With the fast pace of the property market, buyers are keen to look anywhere they need to for the best deal and will get in touch with estate agents in their local area to try and find the home of their dreams.
In a few rare yet tragic occasions, a buyer might well find that perfect home, go through the process of making an offer and get their financial paperwork sorted with a mortgage provider, only for the lender to turn around and tell them that the home is “unfinanceable”.
This effectively means that the lender will refuse to lend money towards it, leading buyers to seek out more risky sources of funding or buy directly with cash.
There are quite a few reasons why a home might be unfinanceable, but they generally revolve around the lender’s ability to sell a property in the unlikely event a buyer defaults on it. They tend to be either legal or physical risks involving the property in question.
The most common group of reasons is some kind of major issue with the property. Not all unfinanceable homes are necessarily uninhabitable, but it could mean that a survey or conveyancing effort has revealed a significant problem with the property, one that might not even be obvious.
Sometimes lenders will refuse to provide a mortgage on a property lacking features deemed essential, such as a kitchen, bathroom or central heating system.

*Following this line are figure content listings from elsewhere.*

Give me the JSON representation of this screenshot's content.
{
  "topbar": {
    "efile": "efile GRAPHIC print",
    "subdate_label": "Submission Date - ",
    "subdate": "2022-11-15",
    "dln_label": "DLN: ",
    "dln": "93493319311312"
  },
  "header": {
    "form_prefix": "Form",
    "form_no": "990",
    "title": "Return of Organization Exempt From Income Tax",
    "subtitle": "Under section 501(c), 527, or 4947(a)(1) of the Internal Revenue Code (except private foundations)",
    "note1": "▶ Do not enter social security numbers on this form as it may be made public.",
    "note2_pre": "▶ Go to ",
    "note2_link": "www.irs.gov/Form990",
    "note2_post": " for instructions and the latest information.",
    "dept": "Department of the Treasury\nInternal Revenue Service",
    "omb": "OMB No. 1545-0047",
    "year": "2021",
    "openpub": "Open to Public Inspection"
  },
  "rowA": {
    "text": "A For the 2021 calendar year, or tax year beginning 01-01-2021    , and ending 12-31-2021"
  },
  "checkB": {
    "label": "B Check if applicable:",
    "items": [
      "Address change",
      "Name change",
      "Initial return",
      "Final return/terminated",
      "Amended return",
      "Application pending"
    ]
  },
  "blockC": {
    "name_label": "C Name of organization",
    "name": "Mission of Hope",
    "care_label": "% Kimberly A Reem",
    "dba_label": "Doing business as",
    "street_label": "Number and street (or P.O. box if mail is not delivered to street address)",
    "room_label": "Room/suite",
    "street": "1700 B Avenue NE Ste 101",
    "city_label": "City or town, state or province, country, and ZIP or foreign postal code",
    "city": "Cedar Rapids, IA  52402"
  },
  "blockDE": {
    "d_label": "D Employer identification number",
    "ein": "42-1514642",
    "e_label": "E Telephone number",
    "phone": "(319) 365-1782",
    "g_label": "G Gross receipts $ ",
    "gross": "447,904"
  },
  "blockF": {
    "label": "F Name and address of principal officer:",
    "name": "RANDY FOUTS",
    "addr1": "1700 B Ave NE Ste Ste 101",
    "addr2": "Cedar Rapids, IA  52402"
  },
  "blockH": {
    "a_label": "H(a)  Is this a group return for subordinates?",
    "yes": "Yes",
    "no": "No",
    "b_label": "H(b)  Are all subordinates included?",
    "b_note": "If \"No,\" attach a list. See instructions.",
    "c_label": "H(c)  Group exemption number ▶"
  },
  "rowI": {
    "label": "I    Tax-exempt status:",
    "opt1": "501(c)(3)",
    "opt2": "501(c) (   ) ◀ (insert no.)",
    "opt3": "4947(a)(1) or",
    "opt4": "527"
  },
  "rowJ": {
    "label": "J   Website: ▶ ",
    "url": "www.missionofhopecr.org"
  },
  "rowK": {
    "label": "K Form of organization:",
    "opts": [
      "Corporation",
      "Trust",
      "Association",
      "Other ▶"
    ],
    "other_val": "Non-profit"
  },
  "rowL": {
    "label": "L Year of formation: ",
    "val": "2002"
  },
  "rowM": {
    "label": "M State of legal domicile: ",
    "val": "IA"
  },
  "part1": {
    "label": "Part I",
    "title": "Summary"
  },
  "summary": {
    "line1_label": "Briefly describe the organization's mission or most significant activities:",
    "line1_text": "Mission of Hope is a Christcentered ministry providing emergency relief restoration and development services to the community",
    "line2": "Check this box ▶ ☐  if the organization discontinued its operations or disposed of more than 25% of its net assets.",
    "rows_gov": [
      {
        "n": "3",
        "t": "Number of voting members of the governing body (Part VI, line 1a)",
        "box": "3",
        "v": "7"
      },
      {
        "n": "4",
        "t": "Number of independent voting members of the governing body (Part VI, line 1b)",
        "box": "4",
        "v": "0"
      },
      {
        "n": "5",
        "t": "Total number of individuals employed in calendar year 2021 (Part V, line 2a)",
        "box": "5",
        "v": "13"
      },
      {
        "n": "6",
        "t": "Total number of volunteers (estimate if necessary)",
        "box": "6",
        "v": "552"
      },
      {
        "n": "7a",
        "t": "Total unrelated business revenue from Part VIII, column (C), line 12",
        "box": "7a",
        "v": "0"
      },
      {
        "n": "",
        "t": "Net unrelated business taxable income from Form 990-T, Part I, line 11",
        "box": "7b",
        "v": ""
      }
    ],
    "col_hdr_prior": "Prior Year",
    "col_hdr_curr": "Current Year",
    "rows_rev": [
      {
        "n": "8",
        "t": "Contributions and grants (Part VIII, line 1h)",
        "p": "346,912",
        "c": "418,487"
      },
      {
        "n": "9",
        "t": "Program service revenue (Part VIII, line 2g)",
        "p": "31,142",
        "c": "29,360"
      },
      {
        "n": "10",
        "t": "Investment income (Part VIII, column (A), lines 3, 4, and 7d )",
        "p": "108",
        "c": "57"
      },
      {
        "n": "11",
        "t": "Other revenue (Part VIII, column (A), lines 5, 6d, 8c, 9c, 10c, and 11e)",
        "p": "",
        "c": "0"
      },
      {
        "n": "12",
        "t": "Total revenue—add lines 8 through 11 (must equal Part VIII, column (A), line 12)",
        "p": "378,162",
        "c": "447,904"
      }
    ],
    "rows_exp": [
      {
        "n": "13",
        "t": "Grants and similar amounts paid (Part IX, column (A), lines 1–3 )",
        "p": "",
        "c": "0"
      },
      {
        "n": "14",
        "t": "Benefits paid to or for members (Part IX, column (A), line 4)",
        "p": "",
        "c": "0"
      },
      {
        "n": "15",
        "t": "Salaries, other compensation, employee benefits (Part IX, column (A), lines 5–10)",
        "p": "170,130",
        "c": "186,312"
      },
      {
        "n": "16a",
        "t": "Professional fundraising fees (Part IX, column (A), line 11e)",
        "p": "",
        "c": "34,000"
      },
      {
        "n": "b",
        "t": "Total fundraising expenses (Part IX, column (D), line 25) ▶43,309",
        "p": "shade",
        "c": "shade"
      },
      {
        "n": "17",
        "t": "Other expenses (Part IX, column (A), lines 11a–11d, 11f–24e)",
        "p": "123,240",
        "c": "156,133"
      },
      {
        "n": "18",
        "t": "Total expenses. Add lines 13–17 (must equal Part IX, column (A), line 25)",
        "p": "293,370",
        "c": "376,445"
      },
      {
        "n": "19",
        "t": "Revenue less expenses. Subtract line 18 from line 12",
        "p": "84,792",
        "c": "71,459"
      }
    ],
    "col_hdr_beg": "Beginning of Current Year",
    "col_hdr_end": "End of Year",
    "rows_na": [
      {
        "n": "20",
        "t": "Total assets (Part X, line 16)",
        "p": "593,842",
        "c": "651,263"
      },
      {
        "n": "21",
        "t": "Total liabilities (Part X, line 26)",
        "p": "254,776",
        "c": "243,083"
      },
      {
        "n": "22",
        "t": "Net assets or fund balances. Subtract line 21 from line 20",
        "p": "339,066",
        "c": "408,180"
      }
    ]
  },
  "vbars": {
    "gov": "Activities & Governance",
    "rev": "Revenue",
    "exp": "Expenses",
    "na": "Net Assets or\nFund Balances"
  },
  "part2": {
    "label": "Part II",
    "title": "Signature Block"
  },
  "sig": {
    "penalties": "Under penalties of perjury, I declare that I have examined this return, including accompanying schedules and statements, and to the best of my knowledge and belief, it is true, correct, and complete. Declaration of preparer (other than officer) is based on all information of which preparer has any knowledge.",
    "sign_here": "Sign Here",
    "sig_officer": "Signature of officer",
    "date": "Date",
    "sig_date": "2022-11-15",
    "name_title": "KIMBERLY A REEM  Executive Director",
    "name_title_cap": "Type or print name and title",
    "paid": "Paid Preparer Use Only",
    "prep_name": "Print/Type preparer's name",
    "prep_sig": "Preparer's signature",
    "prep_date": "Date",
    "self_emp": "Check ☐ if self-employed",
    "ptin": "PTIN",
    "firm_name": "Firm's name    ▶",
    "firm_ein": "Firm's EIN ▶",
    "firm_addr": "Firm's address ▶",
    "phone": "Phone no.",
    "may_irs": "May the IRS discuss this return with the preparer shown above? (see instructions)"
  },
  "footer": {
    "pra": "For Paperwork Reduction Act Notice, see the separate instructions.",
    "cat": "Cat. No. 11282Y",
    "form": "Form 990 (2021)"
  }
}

Alternatively, a building with a non-standard construction such as using corrugated iron, thatched roofing or certain cladding types has become difficult to get financing for.
The other main group of reasons relate to potential legal issues which would make it hard, if not impossible, to sell the property. These include unauthorised construction works, no registration with the land registry, or a property that is commercial or part-commercial, such as a shop with housing above it.